Qui, è soprattutto la letteratura a trasmettere il clima scintillante e sessualmente disinibito della capitale tedesca, che l’autore restituisce attraverso le opere, i diari e le memorie, fra gli altri, di W. H. Auden, Christopher Isherwood, Stephen Spender e Klaus Mann.
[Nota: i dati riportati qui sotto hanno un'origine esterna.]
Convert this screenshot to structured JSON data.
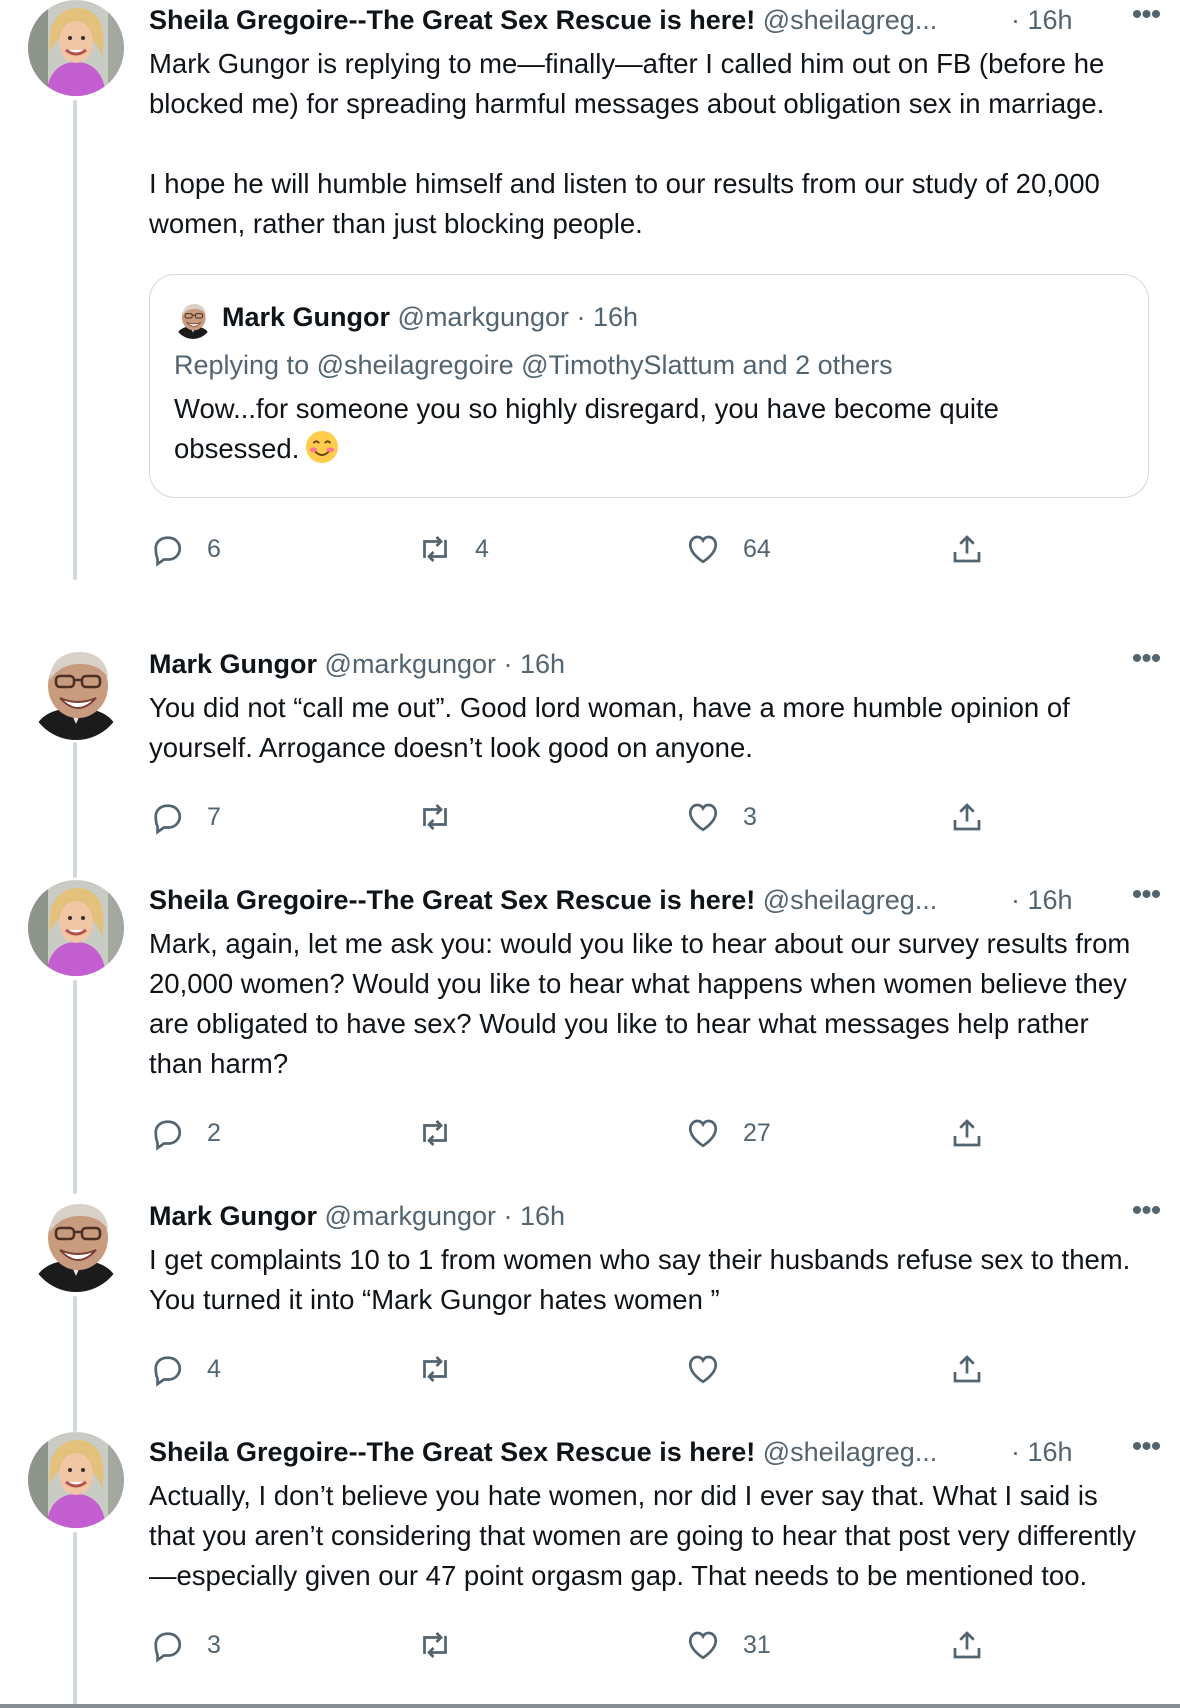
{
  "tweets": [
    {
      "author": "sheila",
      "name": "Sheila Gregoire--The Great Sex Rescue is here!",
      "handle": "@sheilagreg...",
      "time": "· 16h",
      "text": "Mark Gungor is replying to me—finally—after I called him out on FB (before he blocked me) for spreading harmful messages about obligation sex in marriage.\n\nI hope he will humble himself and listen to our results from our study of 20,000 women, rather than just blocking people.",
      "quote": {
        "name": "Mark Gungor",
        "handle": "@markgungor · 16h",
        "replying": "Replying to @sheilagregoire @TimothySlattum and 2 others",
        "text": "Wow...for someone you so highly disregard, you have become quite obsessed."
      },
      "replies": "6",
      "retweets": "4",
      "likes": "64"
    },
    {
      "author": "mark",
      "name": "Mark Gungor",
      "handle": "@markgungor · 16h",
      "time": "",
      "text": "You did not “call me out”. Good lord woman, have a more humble opinion of yourself. Arrogance doesn’t look good on anyone.",
      "replies": "7",
      "retweets": "",
      "likes": "3"
    },
    {
      "author": "sheila",
      "name": "Sheila Gregoire--The Great Sex Rescue is here!",
      "handle": "@sheilagreg...",
      "time": "· 16h",
      "text": "Mark, again, let me ask you: would you like to hear about our survey results from 20,000 women? Would you like to hear what happens when women believe they are obligated to have sex? Would you like to hear what messages help rather than harm?",
      "replies": "2",
      "retweets": "",
      "likes": "27"
    },
    {
      "author": "mark",
      "name": "Mark Gungor",
      "handle": "@markgungor · 16h",
      "time": "",
      "text": "I get complaints 10 to 1 from women who say their husbands refuse sex to them. You turned it into “Mark Gungor hates women ”",
      "replies": "4",
      "retweets": "",
      "likes": ""
    },
    {
      "author": "sheila",
      "name": "Sheila Gregoire--The Great Sex Rescue is here!",
      "handle": "@sheilagreg...",
      "time": "· 16h",
      "text": "Actually, I don’t believe you hate women, nor did I ever say that. What I said is that you aren’t considering that women are going to hear that post very differently—especially given our 47 point orgasm gap. That needs to be mentioned too.",
      "replies": "3",
      "retweets": "",
      "likes": "31"
    }
  ],
  "colors": {
    "text": "#0f1419",
    "secondary": "#536471",
    "border": "#cfd9de"
  },
  "icons": [
    "reply-icon",
    "retweet-icon",
    "like-icon",
    "share-icon",
    "more-icon",
    "smiling-face-emoji"
  ]
}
Vero e proprio «Eldorado» – come si chiamava allora anche uno dei locali gay più celebri della metropoli – del turismo sessuale, Berlino divenne negli anni venti anche lo sfondo della lotta politica, ricostruita nell’ultimo capitolo di Gay Berlin, del «Comitato scientifico-umanitario» di Hirschfeld, della «Società degli Speciali» guidata da Adolf Brand e della centrista «Lega per i diritti umani».

Queste tre organizzazioni riuscirono nel 1930 a far abolire il paragrafo 175, ma la sua abrogazione non venne mai definitivamente votata dal Reichstag prima del 1933, quando lo statuto antisodomia aprì la strada alla deportazione degli omosessuali nei campi di sterminio. Nell’ultima pagina di Addio a Berlino un rassegnato Christopher Isherwood, che all’ascesa del Führer aveva abbandonato la metropoli con il fidanzato tedesco Otto, ha scritto che «Hitler è il padrone di questa città». Ciò vale a dire che l’«Eldorado» si sarebbe presto trasformato in un luogo di persecuzione.